Antes da Adel, a gente trabalhava muito desorganizado. A gente não tinha assistência técnica, a gente não tinha acompanhamento por parte de agrônomo, nós vendíamos as coisas todas para atravessadores pelo menor preço possível, porque a gente tinha era que vender. Depois que a gente conheceu a Adel, ela ficou oferecendo assistência técnica, porque eles podem ajudar a gente abrindo novos mercados, a gente trabalha com eles desde 2009. Recebemos capacitações, participamos de fórum intermunicipal, tudo bancado por eles através de um projeto que eles têm com o Banco do Nordeste. (Francisco Gleidson Cavalcante, agricultor familiar beneficiado pela Adel, 2014).

Programa Jovem Empreendedor Rural Iniciadas em 2009, as ações do Programa Jovem Empreendedor Rural foram motivadas pela identificação de uma juventude com poucas perspectivas financeiras para permanecer na região semiárida cearense, afetada pelo grave problema do êxodo rural.

Eu posso tirar por uma angústia minha, acho que passa pela cabeça de toda a juventude: chegar ao ensino médio, terceiro ano, terminar, e aí? Isso era uma pergunta que todo mundo se fazia, e eu respondo na maior sinceridade, eu acho que a juventude nunca pensou em ser “patrão”, todo mundo pensa em ser empregado, terminar o terceiro ano e ter um emprego pra se manter. Então, quando chega a Adel com essa ideia de você ser empreendedor e de você ter o seu próprio negócio, não ser empregado de ninguém, balança a cabeça das pessoas, em especial a cabeça dos jovens. Porque a gente vem de uma cultura de pouca fé, da autoestima ser realmente lá embaixo. A gente passa pela escola, pelo ensino formal mesmo, pela rede pública, todo mundo passa por aquele preconceito: “Ou tu estuda ou tu vai pra roça”, os próprios professores dizem isso, há um preconceito muito grande com o rural (Aurigele Alves, sócia e Coordenadora do Programa Jovem Empreendedor Rural, 2014).

Segundo Wagner Gomes, em geral, os agricultores não têm muito tempo para dedicar a uma formação no modelo exigido pelo Programa Jovem Empreendedor Rural, quando convidados a participar de formações apresentam-se relutantes, alegando já terem contribuído o suficiente ao longo da vida. O comportamento dos jovens revela o oposto: são eufóricos, curiosos e ansiosos por oportunidades que possam promover uma mudança efetiva na realidade em que vivem.

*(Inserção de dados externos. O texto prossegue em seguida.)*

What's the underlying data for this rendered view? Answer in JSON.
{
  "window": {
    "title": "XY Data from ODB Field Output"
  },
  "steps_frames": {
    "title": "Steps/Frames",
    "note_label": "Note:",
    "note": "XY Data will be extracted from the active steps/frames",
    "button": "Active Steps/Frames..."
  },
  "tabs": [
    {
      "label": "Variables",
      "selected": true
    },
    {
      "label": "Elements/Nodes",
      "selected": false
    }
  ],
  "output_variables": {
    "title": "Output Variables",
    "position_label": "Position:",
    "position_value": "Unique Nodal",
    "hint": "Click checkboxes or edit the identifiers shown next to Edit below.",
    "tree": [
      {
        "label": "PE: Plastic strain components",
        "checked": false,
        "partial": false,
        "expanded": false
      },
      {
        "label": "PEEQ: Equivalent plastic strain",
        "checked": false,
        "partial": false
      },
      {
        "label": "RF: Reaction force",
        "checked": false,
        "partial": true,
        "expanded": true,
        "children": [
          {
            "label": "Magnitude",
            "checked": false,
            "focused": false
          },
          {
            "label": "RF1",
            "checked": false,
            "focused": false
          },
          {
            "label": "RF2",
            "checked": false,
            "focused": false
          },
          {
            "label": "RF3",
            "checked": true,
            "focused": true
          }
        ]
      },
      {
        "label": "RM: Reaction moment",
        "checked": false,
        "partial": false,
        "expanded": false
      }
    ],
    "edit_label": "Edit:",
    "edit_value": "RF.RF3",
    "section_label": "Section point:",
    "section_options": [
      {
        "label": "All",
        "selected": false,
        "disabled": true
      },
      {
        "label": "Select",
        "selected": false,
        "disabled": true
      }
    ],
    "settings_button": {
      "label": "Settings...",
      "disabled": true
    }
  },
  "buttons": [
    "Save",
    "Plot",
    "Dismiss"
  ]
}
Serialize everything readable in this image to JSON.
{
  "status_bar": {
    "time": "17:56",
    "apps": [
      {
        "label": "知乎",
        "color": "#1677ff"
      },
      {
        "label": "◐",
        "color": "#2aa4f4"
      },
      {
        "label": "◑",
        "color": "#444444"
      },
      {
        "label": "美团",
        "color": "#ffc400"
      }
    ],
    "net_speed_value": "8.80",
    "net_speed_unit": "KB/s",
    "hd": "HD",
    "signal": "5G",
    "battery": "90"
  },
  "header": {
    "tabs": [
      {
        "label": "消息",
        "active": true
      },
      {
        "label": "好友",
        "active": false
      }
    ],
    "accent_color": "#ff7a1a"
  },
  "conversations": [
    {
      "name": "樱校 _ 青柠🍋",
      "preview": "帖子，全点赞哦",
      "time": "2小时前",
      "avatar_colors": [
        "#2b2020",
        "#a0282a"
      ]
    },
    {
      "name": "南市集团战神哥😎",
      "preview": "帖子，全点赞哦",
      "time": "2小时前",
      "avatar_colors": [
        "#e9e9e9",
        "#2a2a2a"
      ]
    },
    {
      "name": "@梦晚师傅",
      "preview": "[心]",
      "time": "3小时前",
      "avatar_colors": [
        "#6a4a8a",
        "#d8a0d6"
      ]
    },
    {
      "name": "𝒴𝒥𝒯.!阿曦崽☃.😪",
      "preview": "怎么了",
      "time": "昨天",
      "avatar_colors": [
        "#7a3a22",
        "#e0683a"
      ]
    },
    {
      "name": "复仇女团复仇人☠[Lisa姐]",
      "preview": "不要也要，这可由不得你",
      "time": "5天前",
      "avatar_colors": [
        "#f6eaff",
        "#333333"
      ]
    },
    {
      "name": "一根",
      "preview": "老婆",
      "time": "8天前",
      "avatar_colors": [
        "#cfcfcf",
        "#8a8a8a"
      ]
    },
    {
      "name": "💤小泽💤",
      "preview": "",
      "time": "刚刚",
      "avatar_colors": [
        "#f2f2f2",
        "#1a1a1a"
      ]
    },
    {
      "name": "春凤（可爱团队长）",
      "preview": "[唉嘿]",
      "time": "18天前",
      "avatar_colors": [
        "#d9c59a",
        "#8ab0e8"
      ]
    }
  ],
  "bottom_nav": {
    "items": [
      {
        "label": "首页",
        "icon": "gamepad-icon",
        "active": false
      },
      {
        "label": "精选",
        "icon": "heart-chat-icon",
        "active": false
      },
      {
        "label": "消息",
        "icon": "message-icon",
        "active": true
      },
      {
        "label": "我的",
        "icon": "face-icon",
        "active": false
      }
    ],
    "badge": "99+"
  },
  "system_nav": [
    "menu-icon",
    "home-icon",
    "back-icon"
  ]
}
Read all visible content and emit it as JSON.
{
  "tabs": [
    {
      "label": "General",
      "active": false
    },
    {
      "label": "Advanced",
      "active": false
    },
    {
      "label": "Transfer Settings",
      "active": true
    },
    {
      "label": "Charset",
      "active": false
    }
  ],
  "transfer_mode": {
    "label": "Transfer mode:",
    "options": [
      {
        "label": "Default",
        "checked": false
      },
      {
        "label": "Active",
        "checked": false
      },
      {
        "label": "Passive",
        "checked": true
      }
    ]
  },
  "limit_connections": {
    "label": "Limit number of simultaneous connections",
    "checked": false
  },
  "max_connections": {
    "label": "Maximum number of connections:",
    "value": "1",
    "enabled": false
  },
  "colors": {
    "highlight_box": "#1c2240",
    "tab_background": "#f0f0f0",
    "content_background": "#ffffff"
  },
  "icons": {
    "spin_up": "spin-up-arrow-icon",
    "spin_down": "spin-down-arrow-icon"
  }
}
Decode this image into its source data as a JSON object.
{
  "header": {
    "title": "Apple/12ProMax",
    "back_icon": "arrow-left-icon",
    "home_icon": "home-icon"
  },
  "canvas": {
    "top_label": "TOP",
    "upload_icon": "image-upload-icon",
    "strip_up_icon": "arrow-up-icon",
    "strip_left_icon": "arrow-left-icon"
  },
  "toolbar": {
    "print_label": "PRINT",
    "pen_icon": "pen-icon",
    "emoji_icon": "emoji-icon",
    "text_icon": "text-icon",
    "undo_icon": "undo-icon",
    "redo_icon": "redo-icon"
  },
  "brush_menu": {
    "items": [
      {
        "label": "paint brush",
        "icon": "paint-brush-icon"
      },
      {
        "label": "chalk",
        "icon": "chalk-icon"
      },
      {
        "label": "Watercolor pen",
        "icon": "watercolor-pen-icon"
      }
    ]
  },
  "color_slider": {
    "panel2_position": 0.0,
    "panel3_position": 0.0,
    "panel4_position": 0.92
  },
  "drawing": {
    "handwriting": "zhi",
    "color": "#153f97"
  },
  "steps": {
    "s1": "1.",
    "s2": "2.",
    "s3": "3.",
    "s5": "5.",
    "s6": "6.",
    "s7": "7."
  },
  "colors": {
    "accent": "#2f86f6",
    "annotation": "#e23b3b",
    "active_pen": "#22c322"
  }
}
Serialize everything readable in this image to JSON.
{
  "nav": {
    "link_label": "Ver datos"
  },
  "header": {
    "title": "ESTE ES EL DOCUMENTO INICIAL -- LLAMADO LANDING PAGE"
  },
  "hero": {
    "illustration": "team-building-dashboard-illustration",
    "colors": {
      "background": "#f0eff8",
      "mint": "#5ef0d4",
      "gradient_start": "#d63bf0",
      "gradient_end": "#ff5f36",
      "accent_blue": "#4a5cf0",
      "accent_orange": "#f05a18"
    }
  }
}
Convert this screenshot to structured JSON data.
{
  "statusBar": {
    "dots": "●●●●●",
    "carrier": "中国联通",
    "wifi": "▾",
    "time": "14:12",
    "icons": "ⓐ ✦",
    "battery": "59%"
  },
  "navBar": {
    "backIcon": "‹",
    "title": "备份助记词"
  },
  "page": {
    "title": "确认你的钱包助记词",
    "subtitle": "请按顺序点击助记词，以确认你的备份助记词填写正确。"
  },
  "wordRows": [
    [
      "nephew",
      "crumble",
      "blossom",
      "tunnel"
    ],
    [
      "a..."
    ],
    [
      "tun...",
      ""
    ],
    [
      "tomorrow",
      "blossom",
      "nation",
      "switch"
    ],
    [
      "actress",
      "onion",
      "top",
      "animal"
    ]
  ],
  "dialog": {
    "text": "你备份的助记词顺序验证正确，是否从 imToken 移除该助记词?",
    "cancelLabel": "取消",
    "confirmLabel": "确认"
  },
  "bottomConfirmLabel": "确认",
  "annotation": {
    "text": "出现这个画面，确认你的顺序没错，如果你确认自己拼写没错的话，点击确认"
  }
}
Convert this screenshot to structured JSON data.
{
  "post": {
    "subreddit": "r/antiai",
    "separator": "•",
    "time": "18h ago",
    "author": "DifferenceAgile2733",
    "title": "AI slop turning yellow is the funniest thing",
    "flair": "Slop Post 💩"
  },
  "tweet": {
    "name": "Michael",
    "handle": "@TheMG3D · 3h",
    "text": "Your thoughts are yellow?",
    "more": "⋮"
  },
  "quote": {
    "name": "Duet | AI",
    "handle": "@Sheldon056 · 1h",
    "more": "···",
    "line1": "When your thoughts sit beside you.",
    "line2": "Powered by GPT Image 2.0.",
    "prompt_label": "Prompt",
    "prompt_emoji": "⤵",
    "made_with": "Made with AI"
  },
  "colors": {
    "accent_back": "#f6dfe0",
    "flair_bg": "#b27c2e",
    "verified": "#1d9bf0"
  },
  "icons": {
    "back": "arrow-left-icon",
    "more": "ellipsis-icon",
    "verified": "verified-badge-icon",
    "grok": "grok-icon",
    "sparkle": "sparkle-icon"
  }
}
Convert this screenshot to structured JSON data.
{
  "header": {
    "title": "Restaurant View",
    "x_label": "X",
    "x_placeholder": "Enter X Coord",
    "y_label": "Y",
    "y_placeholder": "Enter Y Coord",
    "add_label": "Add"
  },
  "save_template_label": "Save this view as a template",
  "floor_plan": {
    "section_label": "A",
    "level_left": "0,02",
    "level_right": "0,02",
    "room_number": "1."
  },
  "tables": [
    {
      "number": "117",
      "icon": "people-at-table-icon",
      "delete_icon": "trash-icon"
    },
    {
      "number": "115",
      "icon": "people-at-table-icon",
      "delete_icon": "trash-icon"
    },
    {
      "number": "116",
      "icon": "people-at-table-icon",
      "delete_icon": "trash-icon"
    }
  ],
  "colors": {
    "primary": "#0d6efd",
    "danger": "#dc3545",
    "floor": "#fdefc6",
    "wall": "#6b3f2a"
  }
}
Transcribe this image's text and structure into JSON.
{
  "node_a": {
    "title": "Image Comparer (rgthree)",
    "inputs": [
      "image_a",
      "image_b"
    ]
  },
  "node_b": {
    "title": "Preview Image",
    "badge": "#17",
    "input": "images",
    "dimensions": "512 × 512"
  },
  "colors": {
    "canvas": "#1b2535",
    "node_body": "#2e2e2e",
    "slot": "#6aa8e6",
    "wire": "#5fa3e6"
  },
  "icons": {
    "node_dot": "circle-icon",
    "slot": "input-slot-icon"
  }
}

A formação dos jovens pelo Programa Jovem Empreendedor Rural compreende um período de convivência dentro de um centro de formação na área rural. Nesse espaço, são ministradas aulas e oferecidas orientações sobre empreendedorismo, além de serem desenvolvidas atividades em grupo que visam estimular a cooperação e o associativismo. A metodologia utilizada segue o modelo proposto pela pedagogia da alternância, uma metodologia criada por camponeses franceses para melhor aproveitar o tempo dos filhos durante as formações, alternando teoria e prática. No Programa Jovem Empreendedor Rural, os períodos de convivência no centro são alternados por períodos nos quais os jovens retornam às suas comunidades para aplicar o que aprenderam durante aqueles dias, depois o ciclo é retomado até que a formação seja completa (seis meses).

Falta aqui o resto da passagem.